Paul de Man’s Past
Christopher Norris, 4 February 1988
On 1 December 1987 the New fork Times ran a piece under the title ‘Yale Scholar’s Articles Found in Nazi Paper’. The scholar in question was the late Paul de Man, who had written these pieces during the early Forties before leaving Belgium for America. They were published in Le Soir, a newspaper of pro-Nazi sympathies, and contain many passages that can be read as endorsing what amounts to a collaborationist line. There is talk of the need to preserve national cultures against harmful ‘cosmopolitan’ influences; of the Jewish element in modern thought as a threat to this healthy condition; and of German literature as a model for those other, less fortunate traditions that lack such a strong national base.

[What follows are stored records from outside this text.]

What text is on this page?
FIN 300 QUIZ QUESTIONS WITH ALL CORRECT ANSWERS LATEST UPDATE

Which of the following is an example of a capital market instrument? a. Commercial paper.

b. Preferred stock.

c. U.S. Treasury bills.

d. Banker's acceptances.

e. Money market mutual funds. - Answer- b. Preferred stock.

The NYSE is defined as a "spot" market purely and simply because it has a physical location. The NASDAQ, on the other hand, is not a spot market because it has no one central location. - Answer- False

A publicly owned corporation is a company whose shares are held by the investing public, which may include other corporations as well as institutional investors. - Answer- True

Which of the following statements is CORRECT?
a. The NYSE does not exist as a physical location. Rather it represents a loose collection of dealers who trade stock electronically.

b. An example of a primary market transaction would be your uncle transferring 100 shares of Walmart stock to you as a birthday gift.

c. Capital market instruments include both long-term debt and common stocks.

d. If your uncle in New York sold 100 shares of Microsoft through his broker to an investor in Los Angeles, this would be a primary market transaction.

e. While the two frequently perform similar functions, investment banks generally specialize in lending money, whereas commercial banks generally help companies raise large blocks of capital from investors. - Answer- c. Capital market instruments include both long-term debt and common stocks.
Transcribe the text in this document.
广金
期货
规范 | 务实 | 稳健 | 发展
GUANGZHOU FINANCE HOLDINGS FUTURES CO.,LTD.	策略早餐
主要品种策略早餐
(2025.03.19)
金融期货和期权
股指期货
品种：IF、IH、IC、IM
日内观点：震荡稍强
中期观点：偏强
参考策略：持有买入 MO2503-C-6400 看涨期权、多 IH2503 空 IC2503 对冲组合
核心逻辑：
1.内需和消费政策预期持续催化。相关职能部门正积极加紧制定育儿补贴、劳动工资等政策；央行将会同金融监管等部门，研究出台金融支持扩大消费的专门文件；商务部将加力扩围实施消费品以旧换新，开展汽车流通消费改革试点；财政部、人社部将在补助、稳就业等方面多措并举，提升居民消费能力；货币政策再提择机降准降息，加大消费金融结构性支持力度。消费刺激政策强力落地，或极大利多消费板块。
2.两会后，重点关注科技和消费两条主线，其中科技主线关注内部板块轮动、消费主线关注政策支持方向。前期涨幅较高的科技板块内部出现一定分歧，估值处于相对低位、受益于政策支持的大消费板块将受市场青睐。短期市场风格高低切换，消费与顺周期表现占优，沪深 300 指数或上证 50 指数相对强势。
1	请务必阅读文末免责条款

Their language often resorts to organicist metaphors, notions of cultural identity as rooted in the soil of a flourishing native literature. One could draw comparisons with a work like Eliot’s Notes Towards the Definition of Culture, where it is likewise argued that the vitality of ‘satellite’ traditions (for de Man, crucially, the French, Dutch and Belgian) must depend on the continuing existence of a strong hegemonic centre. But of course de Man was writing at a time and in a political situation where thoughts of this kind carried a far more dangerous charge. These texts are utterly remote from de Man’s subsequent writings, not only in their crudity of utterance and sentiment, but also in the way that they uncritically endorse such mystified ideas as the organic relation between language, culture and national destiny, ideas which he would later ‘deconstruct’ with such extreme sceptical vigilance.